Hacker News new | ask | show | jobs
by pmelendez 4831 days ago
I don't know about that.

Maybe is fine if you have a controlled traffic, but with better speed you can manage more traffic with the same hardware. That's why Facebook had to build a PHP compiler at some point.

2 comments

For probably almost every website/webapp in the world, the amount of servers you have is 1. Facebook is not a typical application.

Besides, code is written for more than just websites. Chef/puppet/cfengine, one-off scripts you write, etc. There's a whole lot of these types of things that don't matter if your code takes 0.01 seconds or 0.05 seconds.

"For probably almost every website/webapp in the world, the amount of servers you have is 1." Still if I can do the same thing in a cheaper server with the same level of productivity, why wouldn't I do that?

"There's a whole lot of these types of things that don't matter if your code takes 0.01 seconds or 0.05 seconds." Yeah but why would you prefer Ruby instead of PHP/Python/Perl for those things then?

Because they prefer Ruby? I personally wouldn't choose PHP or Perl unless I had no other choice. Nothing wrong with other people choosing them, but they aren't for me. And given the choice between Python and Ruby, I'll choose Ruby unless there is a compelling reason not to. And saving a few hundred dollars on a commodity server would never be compelling enough for me.

Edit: And when I actually need better performance from a specific piece of code, I can and do drop down to C.

Most of your time is probably spent in I/O wait. For most applications, it's not that important to optimise the 5% waiting time as opposed to the 95% waiting time
That's not entirely true, for instance a ranking algorithm would use way more CPU that I/O (in most cases you load your data in memory anyway)

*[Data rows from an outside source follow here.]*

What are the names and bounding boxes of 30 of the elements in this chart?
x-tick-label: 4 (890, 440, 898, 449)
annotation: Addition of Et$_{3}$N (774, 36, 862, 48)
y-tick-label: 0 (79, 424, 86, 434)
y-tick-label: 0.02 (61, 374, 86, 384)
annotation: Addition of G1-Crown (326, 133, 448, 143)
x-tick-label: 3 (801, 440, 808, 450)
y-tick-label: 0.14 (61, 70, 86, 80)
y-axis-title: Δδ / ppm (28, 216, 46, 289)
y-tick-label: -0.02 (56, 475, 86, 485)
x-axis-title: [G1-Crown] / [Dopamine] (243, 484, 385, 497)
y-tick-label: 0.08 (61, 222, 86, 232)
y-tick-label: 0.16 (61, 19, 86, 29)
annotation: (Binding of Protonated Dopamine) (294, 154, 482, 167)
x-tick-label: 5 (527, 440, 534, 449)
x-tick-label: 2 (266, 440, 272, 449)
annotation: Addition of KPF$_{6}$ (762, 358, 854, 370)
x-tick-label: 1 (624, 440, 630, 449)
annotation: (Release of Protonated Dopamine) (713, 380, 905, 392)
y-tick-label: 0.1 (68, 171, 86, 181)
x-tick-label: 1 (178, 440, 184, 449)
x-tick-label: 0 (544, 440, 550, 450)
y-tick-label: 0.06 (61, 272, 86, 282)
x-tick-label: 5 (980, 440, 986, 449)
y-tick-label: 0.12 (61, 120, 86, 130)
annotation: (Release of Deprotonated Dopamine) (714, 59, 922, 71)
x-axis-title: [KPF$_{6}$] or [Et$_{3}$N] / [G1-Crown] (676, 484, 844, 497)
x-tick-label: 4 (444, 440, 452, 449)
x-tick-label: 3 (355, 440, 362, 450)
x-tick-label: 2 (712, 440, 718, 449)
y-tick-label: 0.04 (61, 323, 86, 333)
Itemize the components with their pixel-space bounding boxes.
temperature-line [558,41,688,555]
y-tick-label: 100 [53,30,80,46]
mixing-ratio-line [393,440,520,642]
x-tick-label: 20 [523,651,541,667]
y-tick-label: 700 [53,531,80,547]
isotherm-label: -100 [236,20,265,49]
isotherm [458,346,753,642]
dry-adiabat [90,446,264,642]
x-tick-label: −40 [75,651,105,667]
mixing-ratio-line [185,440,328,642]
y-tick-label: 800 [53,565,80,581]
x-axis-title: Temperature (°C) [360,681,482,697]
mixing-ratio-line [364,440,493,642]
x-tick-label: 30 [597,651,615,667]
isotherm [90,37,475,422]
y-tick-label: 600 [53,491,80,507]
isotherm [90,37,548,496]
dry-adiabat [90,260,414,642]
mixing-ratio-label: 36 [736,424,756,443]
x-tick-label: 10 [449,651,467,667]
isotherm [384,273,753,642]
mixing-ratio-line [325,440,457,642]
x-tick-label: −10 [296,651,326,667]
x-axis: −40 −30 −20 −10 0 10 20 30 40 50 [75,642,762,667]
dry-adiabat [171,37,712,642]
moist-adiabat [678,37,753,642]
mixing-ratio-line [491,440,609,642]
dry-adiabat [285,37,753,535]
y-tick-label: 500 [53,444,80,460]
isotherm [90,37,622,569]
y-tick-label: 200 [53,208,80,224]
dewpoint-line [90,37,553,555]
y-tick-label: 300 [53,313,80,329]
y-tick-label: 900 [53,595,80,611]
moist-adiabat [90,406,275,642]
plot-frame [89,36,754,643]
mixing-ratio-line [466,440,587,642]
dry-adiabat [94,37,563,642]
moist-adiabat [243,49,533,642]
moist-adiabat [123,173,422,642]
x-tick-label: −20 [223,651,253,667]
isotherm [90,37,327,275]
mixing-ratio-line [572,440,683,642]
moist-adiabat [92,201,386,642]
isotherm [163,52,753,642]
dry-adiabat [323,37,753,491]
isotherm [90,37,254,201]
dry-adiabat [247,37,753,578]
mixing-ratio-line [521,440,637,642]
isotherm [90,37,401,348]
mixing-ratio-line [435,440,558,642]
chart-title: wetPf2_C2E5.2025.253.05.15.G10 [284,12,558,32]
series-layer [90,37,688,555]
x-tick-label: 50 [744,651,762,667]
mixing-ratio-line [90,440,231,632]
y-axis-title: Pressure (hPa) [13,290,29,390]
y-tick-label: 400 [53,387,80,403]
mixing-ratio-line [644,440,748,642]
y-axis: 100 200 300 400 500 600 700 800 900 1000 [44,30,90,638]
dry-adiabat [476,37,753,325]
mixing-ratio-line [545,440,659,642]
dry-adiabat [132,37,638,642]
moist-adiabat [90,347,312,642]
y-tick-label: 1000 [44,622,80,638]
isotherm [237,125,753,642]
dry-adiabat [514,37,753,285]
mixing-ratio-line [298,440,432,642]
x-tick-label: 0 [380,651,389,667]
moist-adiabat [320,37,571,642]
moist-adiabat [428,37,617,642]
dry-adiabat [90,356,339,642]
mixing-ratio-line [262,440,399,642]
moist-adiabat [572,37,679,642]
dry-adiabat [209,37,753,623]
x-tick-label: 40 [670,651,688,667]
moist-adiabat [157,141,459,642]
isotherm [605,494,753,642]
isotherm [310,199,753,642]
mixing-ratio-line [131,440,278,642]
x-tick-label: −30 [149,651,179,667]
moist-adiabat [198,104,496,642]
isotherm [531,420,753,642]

In any case, How you would justify using Ruby over another script language like Python, Perl, etc? All of them are comparable in terms of productivity and seems to be orders of magnitude faster.

The majority of applications don't do a lot of number crunching.

I'd recommend Ruby because it's readable, it has a good tool ecosystem a great community and design decisions that please me. Python and Perl are just not what I'd like to see in a language. I will use them if I have to, but given the chance I'll use Ruby.

>>The majority of applications don't do a lot of number crunching.<<

Exactly how do you know what the majority of applications do or don't do?